Quality Project Coordinator

Job Description

Job Description

Job Title: Quality Project Coordinator

Location: Metropolitan Area
Job Type: Full-time
Industry: Pharmaceutical / Medical Devices
Experience Required: 3-5 yrs
Languages: Fluent in English and Spanish

Position Summary:

Smart Precise Solutions, Inc. is seeking a Quality Project Coordinator responsible for leading and supporting investigations related to raw material non-conformances (NCRs) within the manufacturing and packaging areas for diabetes-related products.

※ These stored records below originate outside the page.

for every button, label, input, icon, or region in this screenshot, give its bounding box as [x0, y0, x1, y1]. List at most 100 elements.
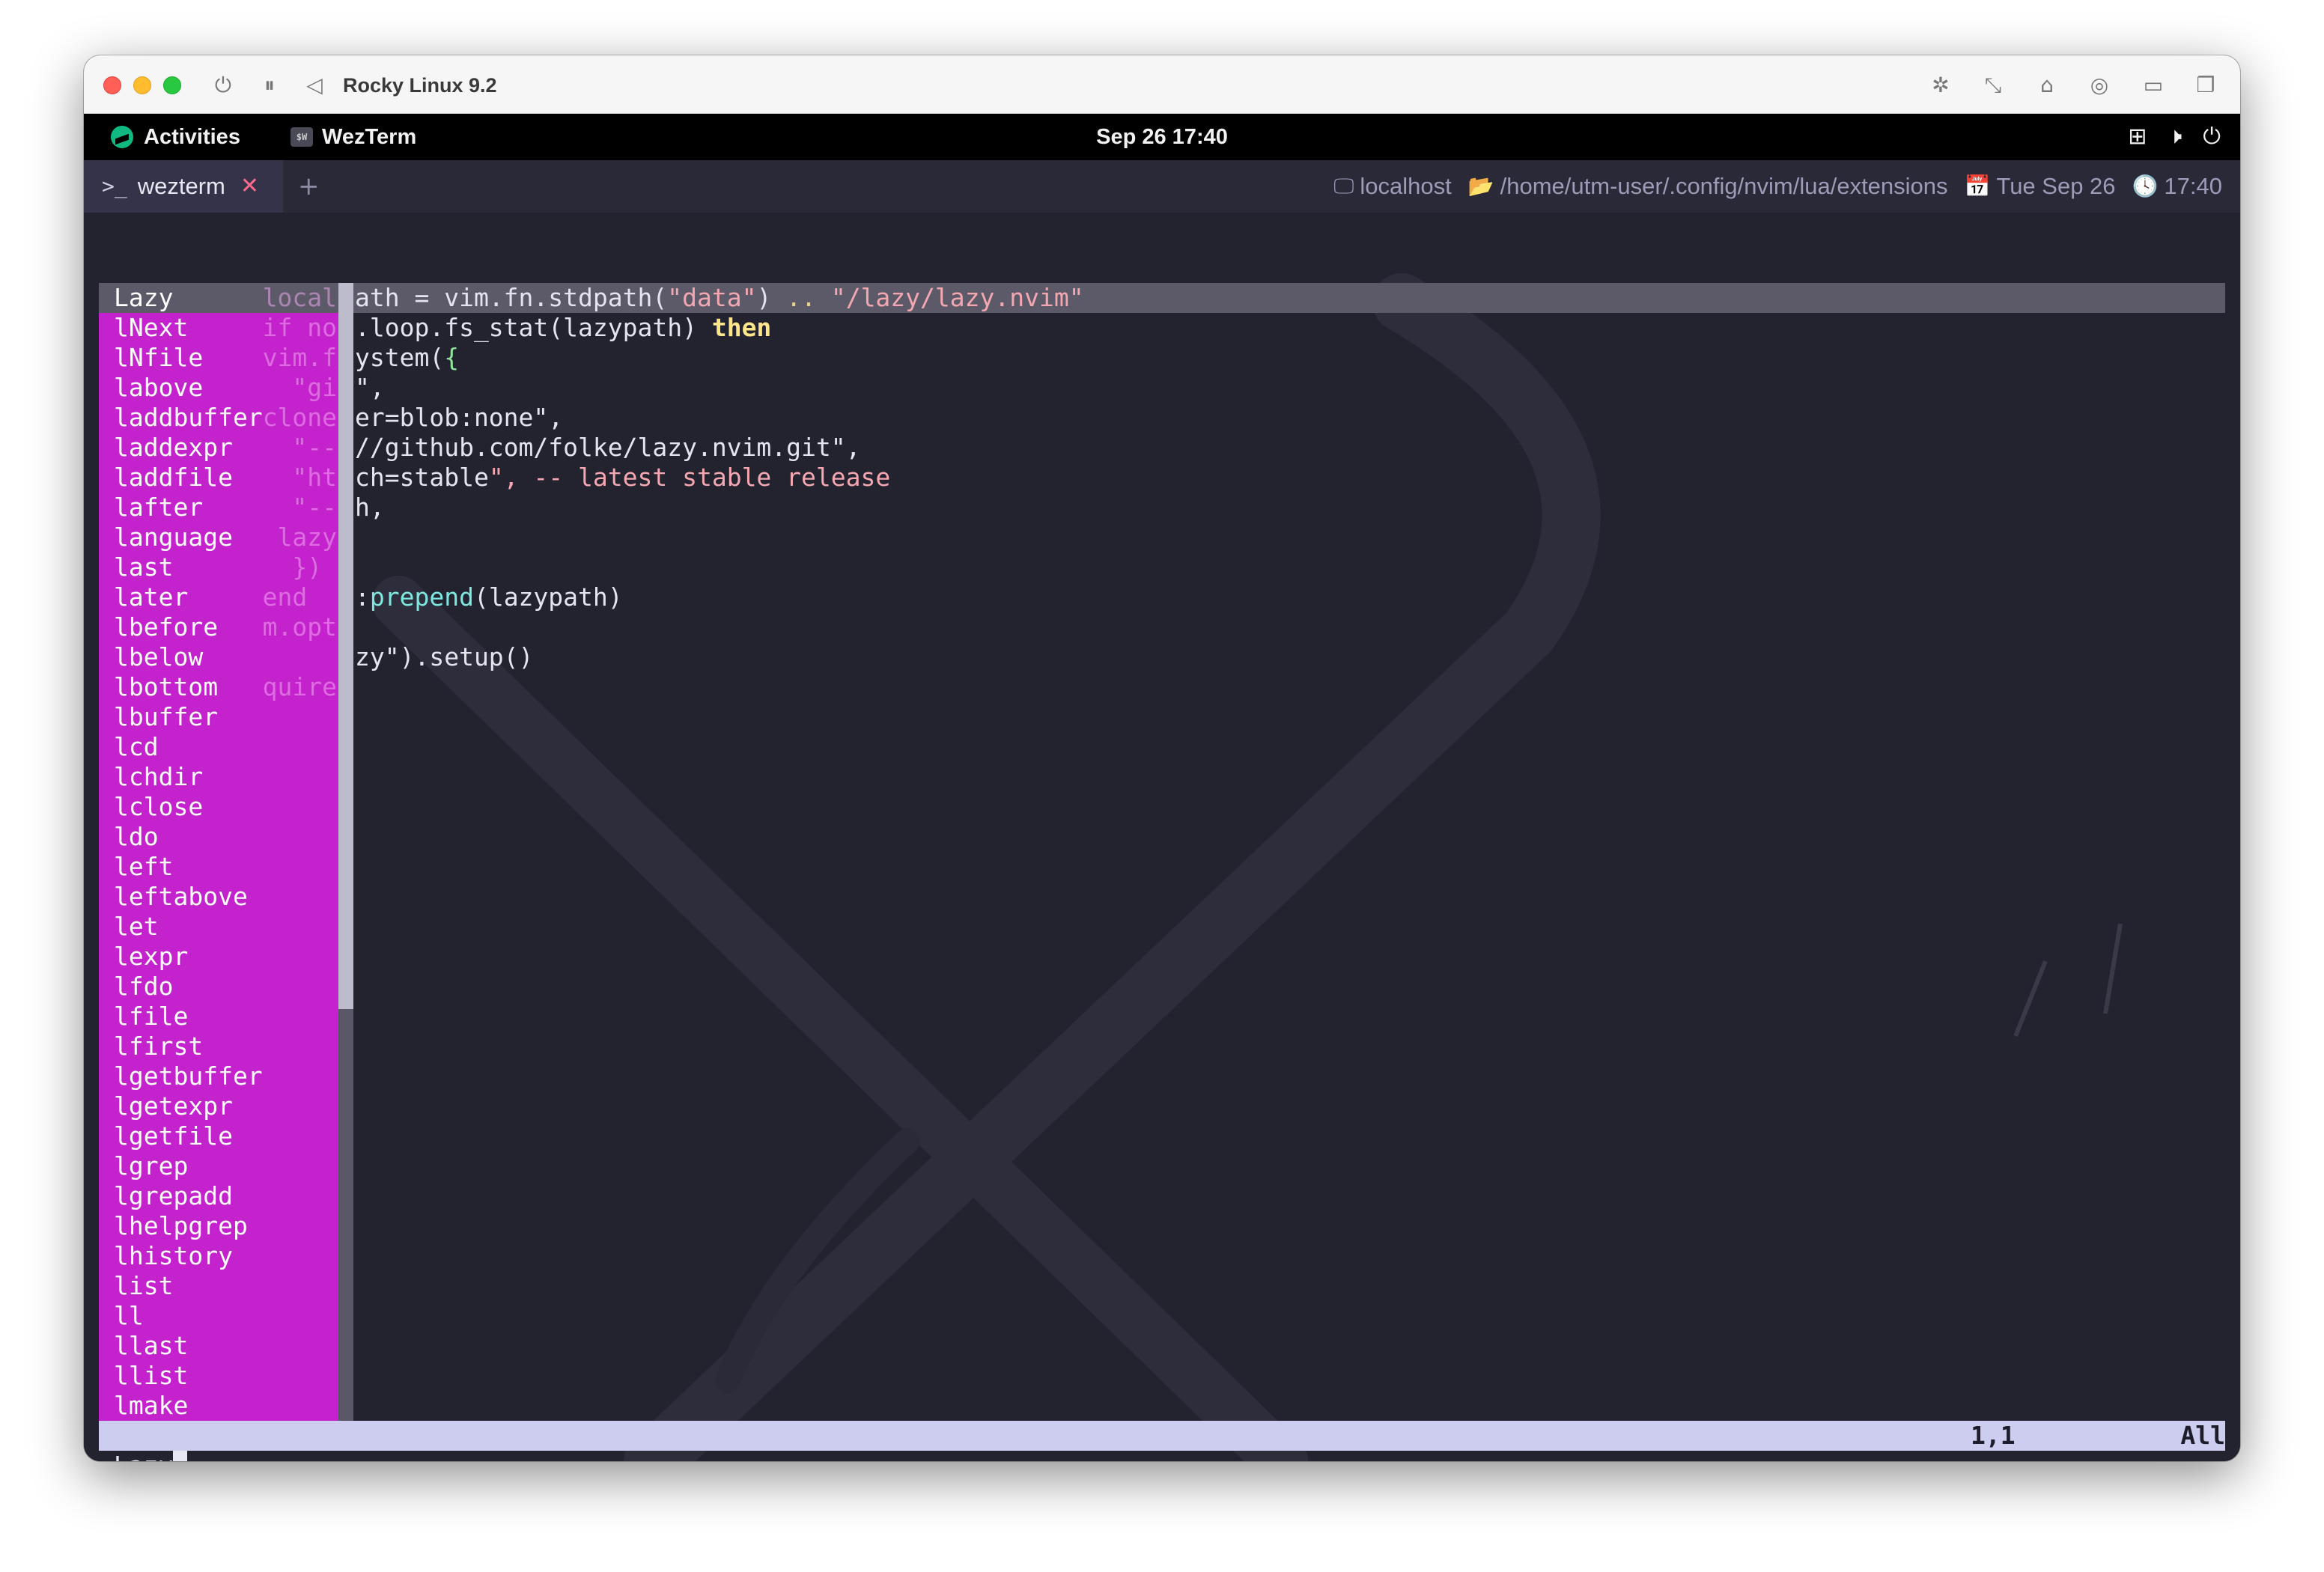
completion-popup-menu[interactable]: Lazy local lazylNext if not vimlNfile vi…	[99, 283, 353, 1451]
completion-item[interactable]: last })	[99, 552, 338, 582]
completion-item[interactable]: labove "git",	[99, 373, 338, 403]
completion-item[interactable]: lhistory	[99, 1241, 338, 1271]
completion-item[interactable]: lcd	[99, 732, 338, 762]
completion-item[interactable]: lexpr	[99, 942, 338, 972]
shared-folder-icon[interactable]: ▭	[2140, 72, 2167, 99]
completion-item[interactable]: ll	[99, 1301, 338, 1331]
completion-label: lgetbuffer	[114, 1061, 263, 1091]
completion-item[interactable]: llast	[99, 1331, 338, 1361]
back-icon[interactable]: ◁	[301, 72, 328, 99]
completion-label: lNext	[114, 313, 189, 342]
completion-item[interactable]: laddfile "https:	[99, 463, 338, 493]
completion-item[interactable]: left	[99, 852, 338, 882]
close-tab-icon[interactable]: ✕	[240, 160, 259, 213]
code-line: ",	[355, 373, 385, 402]
text-cursor	[173, 1451, 188, 1461]
completion-item[interactable]: lfirst	[99, 1032, 338, 1061]
completion-item[interactable]: let	[99, 912, 338, 942]
completion-item[interactable]: laddexpr "--fil	[99, 433, 338, 463]
completion-label: last	[114, 552, 174, 582]
power-menu-icon: ⏻	[2203, 124, 2221, 150]
code-line: h,	[355, 493, 385, 522]
completion-item[interactable]: lbefore m.opt.rt	[99, 612, 338, 642]
close-window-button[interactable]	[103, 76, 121, 94]
completion-item[interactable]: leftabove	[99, 882, 338, 912]
completion-item[interactable]: lhelpgrep	[99, 1211, 338, 1241]
utm-vm-window: ⏻ ⏸ ◁ Rocky Linux 9.2 ✲ ⤡ ⌂ ◎ ▭ ❐ Activi…	[84, 55, 2240, 1461]
completion-item[interactable]: llist	[99, 1361, 338, 1391]
completion-item[interactable]: later end	[99, 582, 338, 612]
completion-item[interactable]: lafter "--bra	[99, 493, 338, 523]
completion-label: lcd	[114, 732, 159, 761]
clock[interactable]: Sep 26 17:40	[84, 114, 2240, 160]
gnome-top-bar: Activities $W WezTerm Sep 26 17:40 ⊞ 🕨 ⏻	[84, 114, 2240, 160]
system-menu[interactable]: ⊞ 🕨 ⏻	[2128, 114, 2221, 160]
volume-icon: 🕨	[2168, 124, 2182, 150]
completion-item[interactable]: lbelow	[99, 642, 338, 672]
underlying-text: vim.fn.s	[262, 343, 338, 372]
completion-item[interactable]: lgetbuffer	[99, 1061, 338, 1091]
capture-input-icon[interactable]: ✲	[1927, 72, 1954, 99]
underlying-text: "https:	[292, 463, 338, 492]
completion-label: lafter	[114, 493, 204, 522]
completion-label: lbottom	[114, 672, 219, 701]
completion-item[interactable]: lfile	[99, 1002, 338, 1032]
completion-label: laddfile	[114, 463, 233, 492]
resize-icon[interactable]: ⤡	[1980, 72, 2007, 99]
tab-wezterm[interactable]: >_ wezterm ✕	[84, 160, 283, 213]
completion-label: lgetexpr	[114, 1091, 233, 1121]
code-line: //github.com/folke/lazy.nvim.git",	[355, 433, 861, 462]
completion-label: lfdo	[114, 972, 174, 1001]
popup-scrollbar-thumb[interactable]	[338, 283, 353, 1009]
completion-item[interactable]: lchdir	[99, 762, 338, 792]
new-tab-button[interactable]: +	[298, 160, 320, 213]
completion-label: lgrep	[114, 1151, 189, 1180]
minimize-window-button[interactable]	[133, 76, 151, 94]
command-line[interactable]: :Lazy	[99, 1451, 188, 1461]
completion-item[interactable]: lmake	[99, 1391, 338, 1421]
drive-icon[interactable]: ◎	[2086, 72, 2113, 99]
vm-title: Rocky Linux 9.2	[343, 74, 497, 97]
completion-item[interactable]: lNfile vim.fn.s	[99, 343, 338, 373]
code-line: zy").setup()	[355, 642, 534, 671]
completion-item[interactable]: laddbufferclone	[99, 403, 338, 433]
code-line: er=blob:none",	[355, 403, 564, 432]
completion-item[interactable]: lbuffer	[99, 702, 338, 732]
usb-icon[interactable]: ⌂	[2034, 72, 2060, 99]
utm-titlebar: ⏻ ⏸ ◁ Rocky Linux 9.2 ✲ ⤡ ⌂ ◎ ▭ ❐	[84, 55, 2240, 114]
completion-item[interactable]: lgetfile	[99, 1121, 338, 1151]
completion-item[interactable]: lgetexpr	[99, 1091, 338, 1121]
completion-item[interactable]: ldo	[99, 822, 338, 852]
zoom-window-button[interactable]	[163, 76, 181, 94]
completion-item[interactable]: lgrepadd	[99, 1181, 338, 1211]
wezterm-tab-bar: >_ wezterm ✕ + 🖵 localhost 📂 /home/utm-u…	[84, 160, 2240, 213]
code-line: .loop.fs_stat(lazypath) then	[355, 313, 772, 342]
cursor-position: 1,1	[1971, 1421, 2016, 1450]
completion-label: let	[114, 912, 159, 941]
host-status: 🖵 localhost	[1333, 160, 1451, 213]
completion-item[interactable]: Lazy local lazy	[99, 283, 338, 313]
completion-label: later	[114, 582, 189, 612]
pause-icon[interactable]: ⏸	[256, 72, 283, 99]
completion-label: lhistory	[114, 1241, 233, 1270]
windows-icon[interactable]: ❐	[2192, 72, 2219, 99]
power-icon[interactable]: ⏻	[210, 72, 237, 99]
underlying-text: lazypat	[277, 523, 338, 552]
completion-item[interactable]: lclose	[99, 792, 338, 822]
time-status: 🕓 17:40	[2132, 160, 2222, 213]
completion-item[interactable]: lfdo	[99, 972, 338, 1002]
completion-item[interactable]: language lazypat	[99, 523, 338, 552]
completion-item[interactable]: lgrep	[99, 1151, 338, 1181]
completion-label: leftabove	[114, 882, 248, 911]
completion-item[interactable]: lbottom quire("la	[99, 672, 338, 702]
terminal-area[interactable]: ath = vim.fn.stdpath("data") .. "/lazy/l…	[84, 213, 2240, 1461]
wallpaper-graphic	[372, 273, 2123, 1461]
time-label: 17:40	[2164, 173, 2222, 199]
completion-item[interactable]: lNext if not vim	[99, 313, 338, 343]
completion-label: lbefore	[114, 612, 219, 642]
completion-label: lhelpgrep	[114, 1211, 248, 1240]
completion-item[interactable]: list	[99, 1271, 338, 1301]
code-line: ch=stable", -- latest stable release	[355, 463, 891, 492]
completion-label: list	[114, 1271, 174, 1300]
terminal-prompt-icon: >_	[102, 174, 127, 198]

This role will serve as a liaison between Quality, Engineering, Manufacturing, Suppliers, and other cross-functional teams to ensure timely, thorough, and compliant closure of non-conformance events in accordance with applicable regulatory standards.

Key Responsibilities:

• Coordinate investigations for raw material non-conformances in manufacturing and packaging areas.
• Track and follow up on Corrective and Preventive Actions (CAPAs) associated with NCRs.
• Collaborate with Quality, Engineering, Production, and Procurement teams to gather objective evidence and determine root causes.
• Ensure all documentation is accurate and compliant with internal procedures and regulatory requirements.
• Perform trend analysis and prepare technical reports.
• Participate in internal and external audits, providing information related to NCR investigations.
• Manage project timelines and prioritize tasks to meet investigation deadlines.
• Support continuous improvement initiatives related to raw material quality and process control.

Academic Requirements:

• Bachelor’s degree in Biology, Chemistry, Biomedical Engineering, Chemical Engineering, Industrial Engineering, Materials Science, or a related scientific/engineering discipline.
• A master’s degree is a plus but not required.

Required Experience:

• Minimum of 3 years of experience in a regulated industry (pharmaceutical, medical device, biotechnology).
• Proven experience managing non-conformances, deviations, or material-related complaints.
• Familiarity with manufacturing and packaging processes.
• Hands-on experience with electronic quality systems (e.g., Track Wise, Veeva, Master Control).
• Strong technical writing skills and ability to work cross-functionally.
• Bilingual: Spanish and English (written and spoken at a technical level).

Regulatory Knowledge:

• U.S. Regulations:
  • 21 CFR Parts 210, 211, 820 (GMPs and QSR)
  • 21 CFR Part 11 (electronic records and signatures)
• International Standards:
  • ISO 9001, ISO 13485
  • ICH Q7, Q9, Q10
  • USP/NF
  • Familiarity with EMA, Health Canada, or WHO standards is a plus.

Key Competencies:

• Excellent organizational and multitasking skills.
• Critical thinking and problem-solving abilities.
• Strong interpersonal and communication skills.
• Detail-oriented with a focus on compliance.
• Proficient in project management tools (e.g., MS Project, Smartsheet, JIRA).